Jews should not treat this as someone else’s cultural pathology. The question is not whether Trump’s religious supporters say warm things about Israel, cite the Bible, or oppose Iran. The question is whether Jews recognize the old danger when politics begins to borrow sacred authority. Minorities are never safest when leaders are treated as providential. They are safest when power remains ordinary, accountable, and unsacralized. The moment criticism begins to sound like desecration, minorities cease to be protected by law and start to depend on the emotional weather around a cult. That is never stable. It is only flattering right before it turns. The growing Christian-national fusion around Trump’s movement, documented by AP and Reuters, should therefore be read not as harmless enthusiasm but as a warning sign.
The reactions now make that danger impossible to dismiss. The image drew condemnation not only from opponents but from religious conservatives and clergy. At the same time, media and political reactions moved beyond offense toward constitutional alarm, including public discussion of removal and the 25th Amendment. Whatever one thinks of those demands, they show that the issue has already crossed from taste into regime form. Once a president cycles through king, pope, and savior, while his ecosystem wraps war in religious language and his critics begin talking about constitutional incapacity, the problem is no longer style. The problem is that politics has entered a zone where sacralized power and constitutional panic now belong to the same sequence.
Jews should ask themselves a harder question than whether the image is offensive. They should ask what kind of order is taking shape when a leader can be staged as monarch, pontiff, and healer while the surrounding movement treats that not as intolerable but as usable.

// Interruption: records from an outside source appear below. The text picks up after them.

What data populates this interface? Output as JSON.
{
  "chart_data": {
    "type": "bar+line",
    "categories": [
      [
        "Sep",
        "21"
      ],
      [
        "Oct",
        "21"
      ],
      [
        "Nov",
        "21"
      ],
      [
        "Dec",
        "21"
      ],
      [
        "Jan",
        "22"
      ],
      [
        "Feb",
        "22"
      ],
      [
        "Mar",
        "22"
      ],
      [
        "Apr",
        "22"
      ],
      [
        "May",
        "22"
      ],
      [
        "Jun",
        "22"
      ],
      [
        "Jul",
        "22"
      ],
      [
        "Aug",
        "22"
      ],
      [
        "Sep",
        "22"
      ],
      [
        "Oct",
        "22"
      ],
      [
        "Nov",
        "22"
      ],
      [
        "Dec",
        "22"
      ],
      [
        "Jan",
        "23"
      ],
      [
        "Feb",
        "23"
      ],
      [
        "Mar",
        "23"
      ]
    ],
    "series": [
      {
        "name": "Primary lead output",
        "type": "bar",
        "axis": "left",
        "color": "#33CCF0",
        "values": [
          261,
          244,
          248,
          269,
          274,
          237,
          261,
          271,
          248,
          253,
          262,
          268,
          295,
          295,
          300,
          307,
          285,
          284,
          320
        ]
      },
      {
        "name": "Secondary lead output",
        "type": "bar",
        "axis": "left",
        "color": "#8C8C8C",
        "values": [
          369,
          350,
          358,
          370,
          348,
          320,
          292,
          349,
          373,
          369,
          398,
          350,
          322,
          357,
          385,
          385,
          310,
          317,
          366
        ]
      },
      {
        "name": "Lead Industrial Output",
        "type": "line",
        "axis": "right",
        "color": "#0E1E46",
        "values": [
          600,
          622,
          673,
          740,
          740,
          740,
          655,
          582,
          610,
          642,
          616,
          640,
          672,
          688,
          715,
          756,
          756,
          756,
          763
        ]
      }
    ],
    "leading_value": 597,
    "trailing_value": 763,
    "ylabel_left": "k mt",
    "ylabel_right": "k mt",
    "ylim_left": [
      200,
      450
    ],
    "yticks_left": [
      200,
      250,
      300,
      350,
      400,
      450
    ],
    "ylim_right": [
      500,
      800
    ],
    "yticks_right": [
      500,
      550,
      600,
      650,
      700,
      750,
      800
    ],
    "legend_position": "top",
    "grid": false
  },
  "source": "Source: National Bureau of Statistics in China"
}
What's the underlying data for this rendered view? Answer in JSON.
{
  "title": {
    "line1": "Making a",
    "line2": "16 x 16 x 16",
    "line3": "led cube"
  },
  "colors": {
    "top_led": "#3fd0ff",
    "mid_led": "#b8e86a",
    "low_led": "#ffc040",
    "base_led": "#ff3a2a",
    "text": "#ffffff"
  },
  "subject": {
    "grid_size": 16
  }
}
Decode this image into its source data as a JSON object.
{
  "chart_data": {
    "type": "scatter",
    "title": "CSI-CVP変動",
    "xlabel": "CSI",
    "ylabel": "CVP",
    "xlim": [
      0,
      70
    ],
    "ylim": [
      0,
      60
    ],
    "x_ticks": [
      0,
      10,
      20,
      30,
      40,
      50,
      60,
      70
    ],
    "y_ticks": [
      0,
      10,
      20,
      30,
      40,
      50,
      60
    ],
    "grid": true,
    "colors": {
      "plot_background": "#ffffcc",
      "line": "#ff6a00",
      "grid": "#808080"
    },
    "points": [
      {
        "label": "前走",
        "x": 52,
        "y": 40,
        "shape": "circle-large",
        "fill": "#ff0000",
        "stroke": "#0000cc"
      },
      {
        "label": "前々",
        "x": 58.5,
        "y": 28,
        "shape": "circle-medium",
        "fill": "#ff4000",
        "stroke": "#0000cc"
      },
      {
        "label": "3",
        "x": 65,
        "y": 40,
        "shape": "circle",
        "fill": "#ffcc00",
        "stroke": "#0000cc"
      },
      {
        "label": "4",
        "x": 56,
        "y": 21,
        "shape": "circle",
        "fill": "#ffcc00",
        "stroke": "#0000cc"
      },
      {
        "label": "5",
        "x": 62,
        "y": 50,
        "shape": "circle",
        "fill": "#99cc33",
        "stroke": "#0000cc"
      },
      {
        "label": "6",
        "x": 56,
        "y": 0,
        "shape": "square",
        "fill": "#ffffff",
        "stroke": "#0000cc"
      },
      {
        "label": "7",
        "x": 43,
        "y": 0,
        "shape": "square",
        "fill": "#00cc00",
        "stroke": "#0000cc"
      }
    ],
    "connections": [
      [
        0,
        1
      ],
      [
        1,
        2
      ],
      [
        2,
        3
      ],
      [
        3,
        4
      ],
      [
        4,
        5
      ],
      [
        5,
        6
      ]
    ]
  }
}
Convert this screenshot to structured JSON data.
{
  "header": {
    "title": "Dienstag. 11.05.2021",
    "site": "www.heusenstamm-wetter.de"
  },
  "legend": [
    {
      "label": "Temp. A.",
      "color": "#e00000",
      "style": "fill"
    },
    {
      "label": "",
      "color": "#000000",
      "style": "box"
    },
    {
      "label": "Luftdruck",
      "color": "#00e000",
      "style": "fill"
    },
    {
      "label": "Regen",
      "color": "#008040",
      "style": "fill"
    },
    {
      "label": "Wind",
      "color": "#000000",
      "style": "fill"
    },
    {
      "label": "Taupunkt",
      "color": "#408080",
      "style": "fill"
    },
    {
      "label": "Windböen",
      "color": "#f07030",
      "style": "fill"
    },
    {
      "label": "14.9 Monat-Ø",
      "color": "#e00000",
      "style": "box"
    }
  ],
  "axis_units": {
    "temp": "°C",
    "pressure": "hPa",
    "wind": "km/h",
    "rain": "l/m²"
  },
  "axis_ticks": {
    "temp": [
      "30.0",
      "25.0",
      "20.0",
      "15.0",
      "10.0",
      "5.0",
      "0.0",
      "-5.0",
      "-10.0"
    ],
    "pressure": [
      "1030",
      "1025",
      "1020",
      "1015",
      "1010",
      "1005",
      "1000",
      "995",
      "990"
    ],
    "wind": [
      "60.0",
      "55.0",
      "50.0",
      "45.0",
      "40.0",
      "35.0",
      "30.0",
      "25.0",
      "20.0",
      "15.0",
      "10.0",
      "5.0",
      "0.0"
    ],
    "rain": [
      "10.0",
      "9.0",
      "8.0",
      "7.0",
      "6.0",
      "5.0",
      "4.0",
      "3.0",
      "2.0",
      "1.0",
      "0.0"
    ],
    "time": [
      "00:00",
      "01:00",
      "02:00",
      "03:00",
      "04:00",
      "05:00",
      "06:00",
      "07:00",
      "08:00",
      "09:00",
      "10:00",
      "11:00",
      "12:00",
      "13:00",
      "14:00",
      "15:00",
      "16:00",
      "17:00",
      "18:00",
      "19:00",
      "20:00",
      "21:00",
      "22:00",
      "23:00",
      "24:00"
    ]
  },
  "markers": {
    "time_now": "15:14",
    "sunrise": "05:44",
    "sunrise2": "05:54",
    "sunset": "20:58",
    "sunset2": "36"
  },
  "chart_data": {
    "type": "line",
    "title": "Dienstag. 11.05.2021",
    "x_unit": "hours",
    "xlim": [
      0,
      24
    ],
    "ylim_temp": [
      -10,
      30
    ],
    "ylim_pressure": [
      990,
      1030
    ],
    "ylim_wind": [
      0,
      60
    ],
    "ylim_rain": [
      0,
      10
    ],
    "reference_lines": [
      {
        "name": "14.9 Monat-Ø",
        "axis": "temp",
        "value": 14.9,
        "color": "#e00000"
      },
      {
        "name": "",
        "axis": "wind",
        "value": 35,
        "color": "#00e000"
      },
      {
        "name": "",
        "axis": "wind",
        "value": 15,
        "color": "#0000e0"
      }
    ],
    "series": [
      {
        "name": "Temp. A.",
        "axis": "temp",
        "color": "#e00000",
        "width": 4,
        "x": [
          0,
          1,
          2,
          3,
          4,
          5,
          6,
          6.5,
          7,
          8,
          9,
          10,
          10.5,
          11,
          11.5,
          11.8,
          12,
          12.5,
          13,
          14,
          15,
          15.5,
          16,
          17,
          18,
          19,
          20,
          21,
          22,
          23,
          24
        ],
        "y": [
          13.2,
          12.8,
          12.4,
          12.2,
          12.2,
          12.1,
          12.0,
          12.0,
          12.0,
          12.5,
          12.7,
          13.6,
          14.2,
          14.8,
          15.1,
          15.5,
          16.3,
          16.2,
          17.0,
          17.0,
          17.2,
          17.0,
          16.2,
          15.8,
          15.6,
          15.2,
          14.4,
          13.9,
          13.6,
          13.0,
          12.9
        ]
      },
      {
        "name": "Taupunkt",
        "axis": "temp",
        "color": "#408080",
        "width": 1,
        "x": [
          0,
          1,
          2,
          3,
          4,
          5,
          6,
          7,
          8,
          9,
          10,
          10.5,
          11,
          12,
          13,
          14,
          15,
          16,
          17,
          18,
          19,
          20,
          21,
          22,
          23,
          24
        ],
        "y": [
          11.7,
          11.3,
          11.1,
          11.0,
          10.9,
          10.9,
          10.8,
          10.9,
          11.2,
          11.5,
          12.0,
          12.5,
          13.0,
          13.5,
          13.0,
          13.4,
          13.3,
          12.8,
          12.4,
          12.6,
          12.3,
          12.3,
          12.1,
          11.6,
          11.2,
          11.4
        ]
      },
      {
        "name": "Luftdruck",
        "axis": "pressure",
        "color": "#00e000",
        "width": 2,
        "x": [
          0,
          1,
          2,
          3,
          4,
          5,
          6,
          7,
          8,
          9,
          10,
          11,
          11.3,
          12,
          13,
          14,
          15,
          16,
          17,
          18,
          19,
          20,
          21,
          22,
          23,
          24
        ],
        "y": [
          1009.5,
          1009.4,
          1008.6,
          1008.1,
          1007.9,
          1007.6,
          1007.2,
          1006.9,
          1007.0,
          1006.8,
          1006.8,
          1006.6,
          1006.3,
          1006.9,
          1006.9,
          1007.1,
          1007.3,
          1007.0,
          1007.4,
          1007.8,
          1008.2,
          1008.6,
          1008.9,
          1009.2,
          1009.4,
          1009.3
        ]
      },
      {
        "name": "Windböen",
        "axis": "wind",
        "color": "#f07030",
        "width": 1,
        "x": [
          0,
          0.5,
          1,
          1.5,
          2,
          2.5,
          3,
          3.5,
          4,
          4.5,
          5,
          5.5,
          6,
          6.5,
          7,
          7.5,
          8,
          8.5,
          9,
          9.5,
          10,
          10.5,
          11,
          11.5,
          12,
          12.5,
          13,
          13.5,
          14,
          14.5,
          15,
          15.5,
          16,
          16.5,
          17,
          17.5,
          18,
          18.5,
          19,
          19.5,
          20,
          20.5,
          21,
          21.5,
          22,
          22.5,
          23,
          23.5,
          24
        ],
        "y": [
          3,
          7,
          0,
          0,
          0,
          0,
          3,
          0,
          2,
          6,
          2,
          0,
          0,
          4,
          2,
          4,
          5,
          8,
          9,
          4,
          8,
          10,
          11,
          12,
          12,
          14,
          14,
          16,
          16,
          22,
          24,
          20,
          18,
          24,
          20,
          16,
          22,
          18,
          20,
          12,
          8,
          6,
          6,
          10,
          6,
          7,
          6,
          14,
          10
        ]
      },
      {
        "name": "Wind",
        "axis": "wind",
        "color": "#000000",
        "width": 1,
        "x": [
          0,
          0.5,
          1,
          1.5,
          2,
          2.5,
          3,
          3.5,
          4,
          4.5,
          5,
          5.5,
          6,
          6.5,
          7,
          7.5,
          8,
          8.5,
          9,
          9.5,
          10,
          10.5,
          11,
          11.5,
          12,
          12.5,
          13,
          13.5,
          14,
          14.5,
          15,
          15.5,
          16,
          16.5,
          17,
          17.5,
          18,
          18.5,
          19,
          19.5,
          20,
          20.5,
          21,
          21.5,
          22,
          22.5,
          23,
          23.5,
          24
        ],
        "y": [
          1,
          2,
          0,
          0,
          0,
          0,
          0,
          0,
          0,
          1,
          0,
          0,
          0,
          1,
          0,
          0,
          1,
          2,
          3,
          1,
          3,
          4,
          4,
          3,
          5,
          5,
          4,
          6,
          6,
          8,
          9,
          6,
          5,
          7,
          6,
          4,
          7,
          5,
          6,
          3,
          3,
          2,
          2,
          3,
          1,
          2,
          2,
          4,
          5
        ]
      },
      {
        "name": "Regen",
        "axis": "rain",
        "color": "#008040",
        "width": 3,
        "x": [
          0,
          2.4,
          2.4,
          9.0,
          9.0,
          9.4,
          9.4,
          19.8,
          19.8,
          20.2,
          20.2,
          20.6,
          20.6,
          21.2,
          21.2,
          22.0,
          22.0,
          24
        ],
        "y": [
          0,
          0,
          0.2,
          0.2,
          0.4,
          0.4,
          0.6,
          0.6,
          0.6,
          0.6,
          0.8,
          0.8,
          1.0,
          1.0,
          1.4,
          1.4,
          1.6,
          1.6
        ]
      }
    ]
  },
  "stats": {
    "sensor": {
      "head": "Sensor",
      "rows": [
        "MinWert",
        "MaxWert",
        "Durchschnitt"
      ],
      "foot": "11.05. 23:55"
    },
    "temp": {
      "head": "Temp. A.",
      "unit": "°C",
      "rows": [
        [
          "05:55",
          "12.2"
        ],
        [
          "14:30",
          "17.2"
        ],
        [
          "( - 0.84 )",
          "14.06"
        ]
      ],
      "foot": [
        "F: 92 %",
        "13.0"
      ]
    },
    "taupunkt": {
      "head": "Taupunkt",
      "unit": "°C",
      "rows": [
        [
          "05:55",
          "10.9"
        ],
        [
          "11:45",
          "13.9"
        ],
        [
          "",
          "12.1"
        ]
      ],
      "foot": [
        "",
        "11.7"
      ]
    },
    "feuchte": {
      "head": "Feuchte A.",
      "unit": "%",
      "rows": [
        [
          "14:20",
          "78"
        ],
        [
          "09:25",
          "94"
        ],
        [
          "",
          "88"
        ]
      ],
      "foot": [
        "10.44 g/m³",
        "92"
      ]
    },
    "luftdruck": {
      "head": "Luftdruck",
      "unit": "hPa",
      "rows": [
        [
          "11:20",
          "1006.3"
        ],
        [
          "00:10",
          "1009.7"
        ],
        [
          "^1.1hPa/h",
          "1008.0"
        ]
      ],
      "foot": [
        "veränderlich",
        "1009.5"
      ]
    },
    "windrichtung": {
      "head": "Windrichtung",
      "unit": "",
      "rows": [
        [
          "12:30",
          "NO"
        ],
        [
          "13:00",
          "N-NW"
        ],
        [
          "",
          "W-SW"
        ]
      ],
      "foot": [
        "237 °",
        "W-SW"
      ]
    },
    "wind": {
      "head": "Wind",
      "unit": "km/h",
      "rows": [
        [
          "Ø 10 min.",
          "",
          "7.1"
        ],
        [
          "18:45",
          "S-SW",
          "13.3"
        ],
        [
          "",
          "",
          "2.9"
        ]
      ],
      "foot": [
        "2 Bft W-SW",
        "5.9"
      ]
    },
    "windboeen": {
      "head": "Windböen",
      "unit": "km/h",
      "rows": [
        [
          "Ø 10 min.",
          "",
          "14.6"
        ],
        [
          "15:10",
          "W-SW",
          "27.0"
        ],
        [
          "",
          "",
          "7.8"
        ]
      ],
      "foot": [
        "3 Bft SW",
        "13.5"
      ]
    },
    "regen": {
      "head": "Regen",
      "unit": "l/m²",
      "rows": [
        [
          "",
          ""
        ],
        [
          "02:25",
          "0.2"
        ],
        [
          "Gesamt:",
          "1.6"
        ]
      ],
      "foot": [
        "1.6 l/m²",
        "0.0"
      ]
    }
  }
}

Because once power starts dressing for the altar, it is not seeking admiration. It is seeking permission. Permission to rise above law. Permission to moralize war. Permission to turn loyalty into devotion. And every time politics acquires that permission, death and suffering follow behind it, not as an accident, but as the price paid by those who were foolish enough to think liturgy could restrain power.
Trump does not approach the sacred with conviction. He samples it politically. Christ for elevation, kingship for authority, papal imagery for symbolic office, and even Islamic language when it suits the moment. This is not faith. It is instrumental sovereignty dressed in borrowed holiness. And that may be the most dangerous part: not that he believes too deeply, but that he treats the sacred itself as usable material — something to post on Truth Social on Orthodox Easter, absorb the backlash, delete, and move on as if nothing happened. But the image remains. The sequence remains. The permission is being tested in public.
For Jews, the lesson of history is brutally clear. Minorities are never safest when power begins to occupy the place of the altar. They are safest when power remains ordinary, accountable, and unsacralized. The growing Christian-national fusion around this movement, even when it speaks warmly of Israel today, should be read not as harmless enthusiasm but as a structural warning. Once criticism starts to sound like desecration, protection shifts from law to the emotional weather of the cult. And that weather can change.